Stab Recommends: Five Things (And Taking To The Streets)
It’s a walk out.
Writing about material possessions a day before the world goes on strike seems futile, but as always in surfing, David Rastovich is an excellent tool for opening conversations.
It seems to be a similar sentiment that Rasta has felt throughout his surfing career: making a living via the self-gratifying act of riding waves seems inconsequential to the conscious mind. However, surfing’s a global pursuit with an eclectic list of practicers, which makes it a great vehicle for talking about whatever you like. So without further ado – climate change is as real as the science that proves it, the establishment needs to start working with the masses in order to address it, and tomorrow is ground zero for making yourself heard. Stab recommends ditching work for a few hours and standing with the kids (for the kids).
Sacred Quaternity
Quads have slipped out of vogue, but they’ll be back and we’ll be waiting with the prettiest set of signature fins on the market. Thou shall not part with hardware bearing the name of one David Rastovich.
Statement Corduroy
Loud pants/quiet shirt or vice versa. We’ve long praised corduroy as the textile that pant dreams are made of, and these maroon Polar Skate numbers are the perfect combination of comfort and ‘Ooh, those pants are nice.’

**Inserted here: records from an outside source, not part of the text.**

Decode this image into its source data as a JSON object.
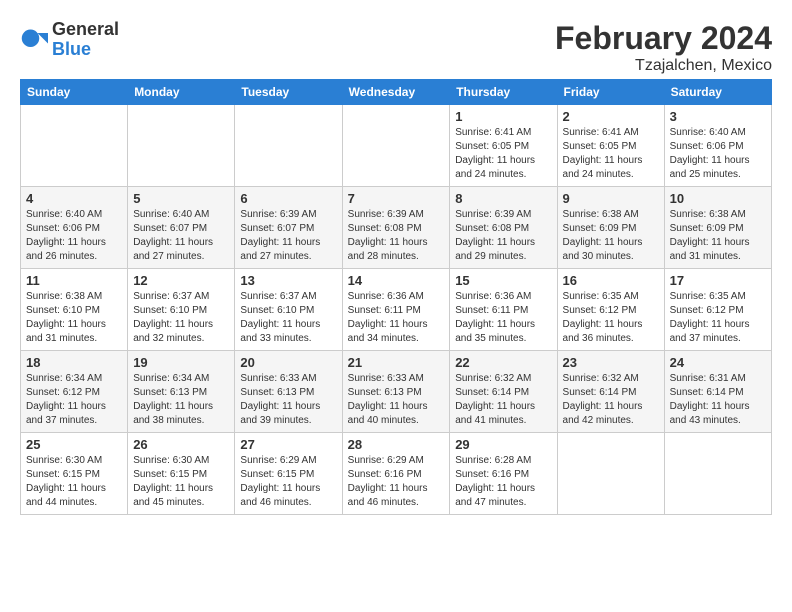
{
  "header": {
    "logo_general": "General",
    "logo_blue": "Blue",
    "month_year": "February 2024",
    "location": "Tzajalchen, Mexico"
  },
  "weekdays": [
    "Sunday",
    "Monday",
    "Tuesday",
    "Wednesday",
    "Thursday",
    "Friday",
    "Saturday"
  ],
  "weeks": [
    [
      {
        "day": "",
        "info": ""
      },
      {
        "day": "",
        "info": ""
      },
      {
        "day": "",
        "info": ""
      },
      {
        "day": "",
        "info": ""
      },
      {
        "day": "1",
        "info": "Sunrise: 6:41 AM\nSunset: 6:05 PM\nDaylight: 11 hours and 24 minutes."
      },
      {
        "day": "2",
        "info": "Sunrise: 6:41 AM\nSunset: 6:05 PM\nDaylight: 11 hours and 24 minutes."
      },
      {
        "day": "3",
        "info": "Sunrise: 6:40 AM\nSunset: 6:06 PM\nDaylight: 11 hours and 25 minutes."
      }
    ],
    [
      {
        "day": "4",
        "info": "Sunrise: 6:40 AM\nSunset: 6:06 PM\nDaylight: 11 hours and 26 minutes."
      },
      {
        "day": "5",
        "info": "Sunrise: 6:40 AM\nSunset: 6:07 PM\nDaylight: 11 hours and 27 minutes."
      },
      {
        "day": "6",
        "info": "Sunrise: 6:39 AM\nSunset: 6:07 PM\nDaylight: 11 hours and 27 minutes."
      },
      {
        "day": "7",
        "info": "Sunrise: 6:39 AM\nSunset: 6:08 PM\nDaylight: 11 hours and 28 minutes."
      },
      {
        "day": "8",
        "info": "Sunrise: 6:39 AM\nSunset: 6:08 PM\nDaylight: 11 hours and 29 minutes."
      },
      {
        "day": "9",
        "info": "Sunrise: 6:38 AM\nSunset: 6:09 PM\nDaylight: 11 hours and 30 minutes."
      },
      {
        "day": "10",
        "info": "Sunrise: 6:38 AM\nSunset: 6:09 PM\nDaylight: 11 hours and 31 minutes."
      }
    ],
    [
      {
        "day": "11",
        "info": "Sunrise: 6:38 AM\nSunset: 6:10 PM\nDaylight: 11 hours and 31 minutes."
      },
      {
        "day": "12",
        "info": "Sunrise: 6:37 AM\nSunset: 6:10 PM\nDaylight: 11 hours and 32 minutes."
      },
      {
        "day": "13",
        "info": "Sunrise: 6:37 AM\nSunset: 6:10 PM\nDaylight: 11 hours and 33 minutes."
      },
      {
        "day": "14",
        "info": "Sunrise: 6:36 AM\nSunset: 6:11 PM\nDaylight: 11 hours and 34 minutes."
      },
      {
        "day": "15",
        "info": "Sunrise: 6:36 AM\nSunset: 6:11 PM\nDaylight: 11 hours and 35 minutes."
      },
      {
        "day": "16",
        "info": "Sunrise: 6:35 AM\nSunset: 6:12 PM\nDaylight: 11 hours and 36 minutes."
      },
      {
        "day": "17",
        "info": "Sunrise: 6:35 AM\nSunset: 6:12 PM\nDaylight: 11 hours and 37 minutes."
      }
    ],
    [
      {
        "day": "18",
        "info": "Sunrise: 6:34 AM\nSunset: 6:12 PM\nDaylight: 11 hours and 37 minutes."
      },
      {
        "day": "19",
        "info": "Sunrise: 6:34 AM\nSunset: 6:13 PM\nDaylight: 11 hours and 38 minutes."
      },
      {
        "day": "20",
        "info": "Sunrise: 6:33 AM\nSunset: 6:13 PM\nDaylight: 11 hours and 39 minutes."
      },
      {
        "day": "21",
        "info": "Sunrise: 6:33 AM\nSunset: 6:13 PM\nDaylight: 11 hours and 40 minutes."
      },
      {
        "day": "22",
        "info": "Sunrise: 6:32 AM\nSunset: 6:14 PM\nDaylight: 11 hours and 41 minutes."
      },
      {
        "day": "23",
        "info": "Sunrise: 6:32 AM\nSunset: 6:14 PM\nDaylight: 11 hours and 42 minutes."
      },
      {
        "day": "24",
        "info": "Sunrise: 6:31 AM\nSunset: 6:14 PM\nDaylight: 11 hours and 43 minutes."
      }
    ],
    [
      {
        "day": "25",
        "info": "Sunrise: 6:30 AM\nSunset: 6:15 PM\nDaylight: 11 hours and 44 minutes."
      },
      {
        "day": "26",
        "info": "Sunrise: 6:30 AM\nSunset: 6:15 PM\nDaylight: 11 hours and 45 minutes."
      },
      {
        "day": "27",
        "info": "Sunrise: 6:29 AM\nSunset: 6:15 PM\nDaylight: 11 hours and 46 minutes."
      },
      {
        "day": "28",
        "info": "Sunrise: 6:29 AM\nSunset: 6:16 PM\nDaylight: 11 hours and 46 minutes."
      },
      {
        "day": "29",
        "info": "Sunrise: 6:28 AM\nSunset: 6:16 PM\nDaylight: 11 hours and 47 minutes."
      },
      {
        "day": "",
        "info": ""
      },
      {
        "day": "",
        "info": ""
      }
    ]
  ]
}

Slip into something more comfortable.
Fruity Trunks, Just in Time for Summer
If you’ve spent winter surfing and trying to physically exercise your mental health into something resembling a functioning adult brain, then you’ll need a risqué pair of trunks to showcase your physical condition. Banks’s fruity trunk game has no equals.

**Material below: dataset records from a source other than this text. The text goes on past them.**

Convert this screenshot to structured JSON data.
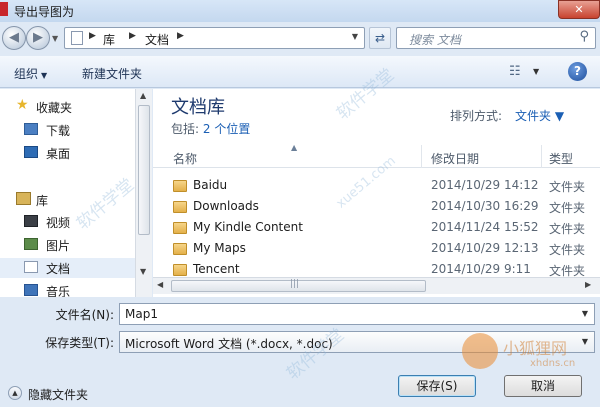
{
  "window": {
    "title": "导出导图为",
    "close_glyph": "✕"
  },
  "nav": {
    "back_glyph": "◀",
    "forward_glyph": "▶",
    "breadcrumb": [
      "库",
      "文档"
    ],
    "search_placeholder": "搜索 文档"
  },
  "toolbar": {
    "organize": "组织",
    "new_folder": "新建文件夹",
    "help": "?"
  },
  "sidebar": {
    "favorites": "收藏夹",
    "favorite_items": [
      "下载",
      "桌面"
    ],
    "libraries": "库",
    "library_items": [
      "视频",
      "图片",
      "文档",
      "音乐"
    ]
  },
  "library": {
    "title": "文档库",
    "includes_label": "包括:",
    "includes_link": "2 个位置",
    "arrange_label": "排列方式:",
    "arrange_value": "文件夹 ▼"
  },
  "columns": {
    "name": "名称",
    "modified": "修改日期",
    "type": "类型"
  },
  "files": [
    {
      "name": "Baidu",
      "date": "2014/10/29 14:12",
      "type": "文件夹"
    },
    {
      "name": "Downloads",
      "date": "2014/10/30 16:29",
      "type": "文件夹"
    },
    {
      "name": "My Kindle Content",
      "date": "2014/11/24 15:52",
      "type": "文件夹"
    },
    {
      "name": "My Maps",
      "date": "2014/10/29 12:13",
      "type": "文件夹"
    },
    {
      "name": "Tencent",
      "date": "2014/10/29 9:11",
      "type": "文件夹"
    }
  ],
  "form": {
    "filename_label": "文件名(N):",
    "filename_value": "Map1",
    "filetype_label": "保存类型(T):",
    "filetype_value": "Microsoft Word 文档 (*.docx, *.doc)"
  },
  "footer": {
    "hide_folders": "隐藏文件夹",
    "save": "保存(S)",
    "cancel": "取消"
  },
  "watermark": {
    "brand": "小狐狸网",
    "site": "xhdns.cn",
    "diagonal": "软件学堂",
    "diagonal_latin": "xue51.com"
  }
}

Fortune favours the bold (trunk-wearer).
Tech Pack Without The Price Tag
Octopus gear gets a healthy plug from us because everyone uses it, and really, there’s no greater compliment. Well designed luggage is indispensable on the road, and Octopus’s darlingly named ‘Mega Normal Adventure Pack’ is everything you need in a two strap.
Frames Your Lady Would Steal
We live in the time of unisex, and if you’re taste lies on the fruitier end of the spectrum that’s nothing but good news. These Rim of The World yellow lens numbers will either make you look like a million bucks or 50 Rupiah, outlook dependant.